Beyond education, applications of VR were presented for aiding patient care, from cognitive rehabilitation post-stroke4 to physical rehabilitation5 and psychological therapies, e.g., to treat specific phobias, depression, and addiction6. Further in-development approaches on show were for VR as a tool for surgery planning7,8 and in radiology image viewing9. Some of these are already approved as medical devices in the EU and the US, a subset of which are on the market for everyday patient care. In contrast, AR can complement existing non-digitized procedures thanks to the simultaneous presentation of real-world and digital objects. There were presentations on AR approaches for precise organ transplantation through anatomical overlays and size matching in the operating room10 or as information-presenting interfaces on care units. Other AR applications discussed were in interventional cardiology and radiology, for assisting in planning procedures involving catheters and guiding the placement of such, with an enhancing effect on precision and efficiency10,11.
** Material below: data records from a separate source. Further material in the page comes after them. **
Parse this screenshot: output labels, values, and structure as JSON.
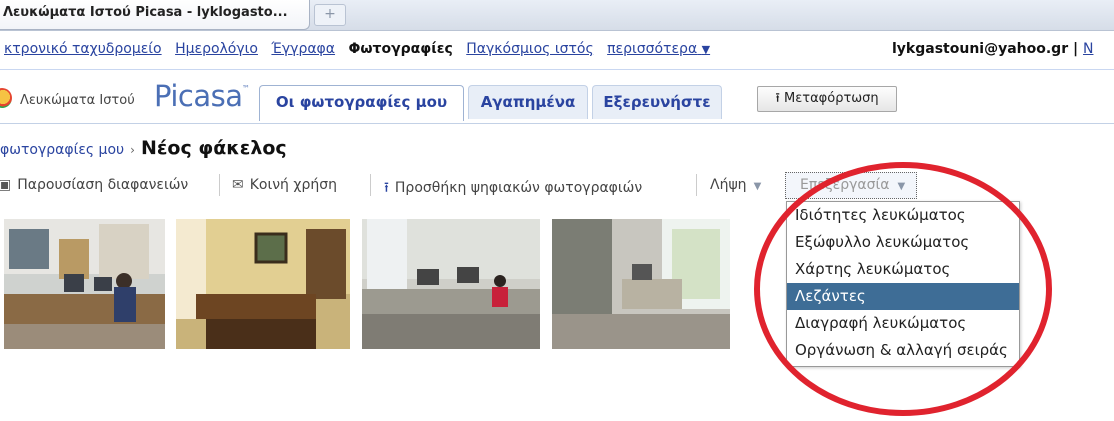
{
  "browser": {
    "tab_title": "Λευκώματα Ιστού Picasa - lyklogasto...",
    "new_tab_symbol": "+"
  },
  "google_bar": {
    "links": [
      "κτρονικό ταχυδρομείο",
      "Ημερολόγιο",
      "Έγγραφα"
    ],
    "current": "Φωτογραφίες",
    "links_after": [
      "Παγκόσμιος ιστός",
      "περισσότερα"
    ],
    "more_caret": "▼",
    "user_email": "lykgastouni@yahoo.gr",
    "divider": "|",
    "cut_link": "N"
  },
  "picasa_header": {
    "logo_text": "Λευκώματα Ιστού",
    "logo_brand": "Picasa",
    "logo_tm": "™",
    "tabs": [
      {
        "label": "Οι φωτογραφίες μου",
        "active": true
      },
      {
        "label": "Αγαπημένα",
        "active": false
      },
      {
        "label": "Εξερευνήστε",
        "active": false
      }
    ],
    "upload_label": "Μεταφόρτωση",
    "upload_icon": "upload-icon"
  },
  "breadcrumb": {
    "parent": "φωτογραφίες μου",
    "separator": "›",
    "current": "Νέος φάκελος"
  },
  "toolbar": {
    "slideshow_label": "Παρουσίαση διαφανειών",
    "share_label": "Κοινή χρήση",
    "add_photos_label": "Προσθήκη ψηφιακών φωτογραφιών",
    "download_label": "Λήψη",
    "edit_label": "Επεξεργασία",
    "caret": "▼"
  },
  "photos": [
    "office-photo-1",
    "office-photo-2",
    "office-photo-3",
    "office-photo-4"
  ],
  "edit_menu": {
    "items": [
      {
        "label": "Ιδιότητες λευκώματος",
        "selected": false
      },
      {
        "label": "Εξώφυλλο λευκώματος",
        "selected": false
      },
      {
        "label": "Χάρτης λευκώματος",
        "selected": false
      },
      {
        "label": "Λεζάντες",
        "selected": true
      },
      {
        "label": "Διαγραφή λευκώματος",
        "selected": false
      },
      {
        "label": "Οργάνωση & αλλαγή σειράς",
        "selected": false
      }
    ]
  },
  "colors": {
    "link": "#2a44a0",
    "menu_selected_bg": "#3e6d96",
    "annotation_red": "#e0232e"
  }
}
The path to wider utilization

Where MXR is applied in medical devices, it is justified that it must navigate a rigorous regulatory pathway from laboratory to clinic. The main technological challenge presented was related to display technology: current flat panel displays have a physically limited depth presentation12. New, multifocal display technologies were described which could lead to closer-to-reality image perception, resulting in improved image quality and better depth perception13. Yet, the issues of headset weight, battery life, and the constraints of wired headsets remain. From a user’s perspective, poor image quality, non-ergonomic designs (e.g., weight), and unexpected or unfamiliar control conventions could limit the acceptance14. The FDA brought to the meeting a focus on the critical theme of usability and how this links to display and image quality15. The novelty of MXR technologies presents a unique set of challenges here, and new standardized evaluation methods and frameworks are needed to determine safety and effectiveness. The FDA recognizes the need for quantitative evaluation methodologies and is actively working to develop assessment methodologies they term ‘regulatory science tools.’ The collection of available regulatory science tools is freely available on the FDA’s website (https://www.fda.gov/medical-devices/science-and-research-medical-devices/catalog-regulatory-science-tools-help-assess-new-medical-devices) and can be used by both device developers and evaluators.
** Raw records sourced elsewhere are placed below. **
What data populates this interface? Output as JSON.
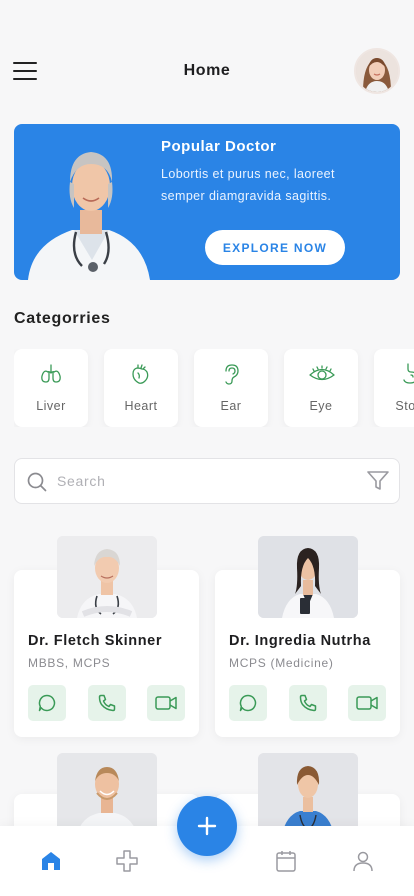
{
  "header": {
    "title": "Home",
    "menu_icon": "hamburger-menu-icon",
    "avatar_icon": "user-avatar"
  },
  "banner": {
    "title": "Popular Doctor",
    "text": "Lobortis et purus nec, laoreet semper diamgravida sagittis.",
    "button_label": "EXPLORE NOW",
    "background_color": "#2a84e6"
  },
  "categories": {
    "title": "Categorries",
    "items": [
      {
        "label": "Liver",
        "icon": "lungs-icon"
      },
      {
        "label": "Heart",
        "icon": "heart-organ-icon"
      },
      {
        "label": "Ear",
        "icon": "ear-icon"
      },
      {
        "label": "Eye",
        "icon": "eye-icon"
      },
      {
        "label": "Stom",
        "icon": "stomach-icon"
      }
    ]
  },
  "search": {
    "placeholder": "Search",
    "value": ""
  },
  "doctors": [
    {
      "name": "Dr. Fletch Skinner",
      "specialty": "MBBS, MCPS"
    },
    {
      "name": "Dr. Ingredia Nutrha",
      "specialty": "MCPS (Medicine)"
    }
  ],
  "doctor_actions": [
    "chat-icon",
    "phone-icon",
    "video-icon"
  ],
  "tabbar": {
    "items": [
      "home-icon",
      "medical-cross-icon",
      "add-icon",
      "calendar-icon",
      "profile-icon"
    ],
    "active": "home-icon"
  },
  "colors": {
    "accent": "#2a84e6",
    "action_bg": "#e6f3ea",
    "action_icon": "#3a9a57"
  }
}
A model for MXR and a model format for effective conferences

A clear message from the conference—the journey of MXR products from prototype to clinic is fraught with technical and regulatory challenges and the implementation in clinical settings is still in its early stages. These challenges are such that there should be ‘healthy skepticism’ on whether a comprehensive and widespread introduction of MXR in the healthcare sector will happen. This needs consideration of cost-effectiveness, safety, and the resolution of the known technical challenges. Standardized tests and frameworks and further development of adapted and balanced regulatory pathways will be instrumental in navigating the journey toward the clinical adoption of MXR. If you wish to get involved in the MXR movement’, can you? Although this conference is by application or invitation only this is not a barrier to those wishing to engage in MXR. This conference has a straightforward application process, and the selected group of attendees fits the concept of moving the theme forward through interdisciplinary work ‘at the coal face’ of implementation, rather than providing an audience for ‘leading experts’ to present long and largely pre-published work at a large audience.

Current and inspiring meeting designers and driven technologist-scientists could learn a lot from this format. There is much work to do at conferences like SHIFT MEDICAL, and not only for MXR but for many challenges in digital medicine and beyond.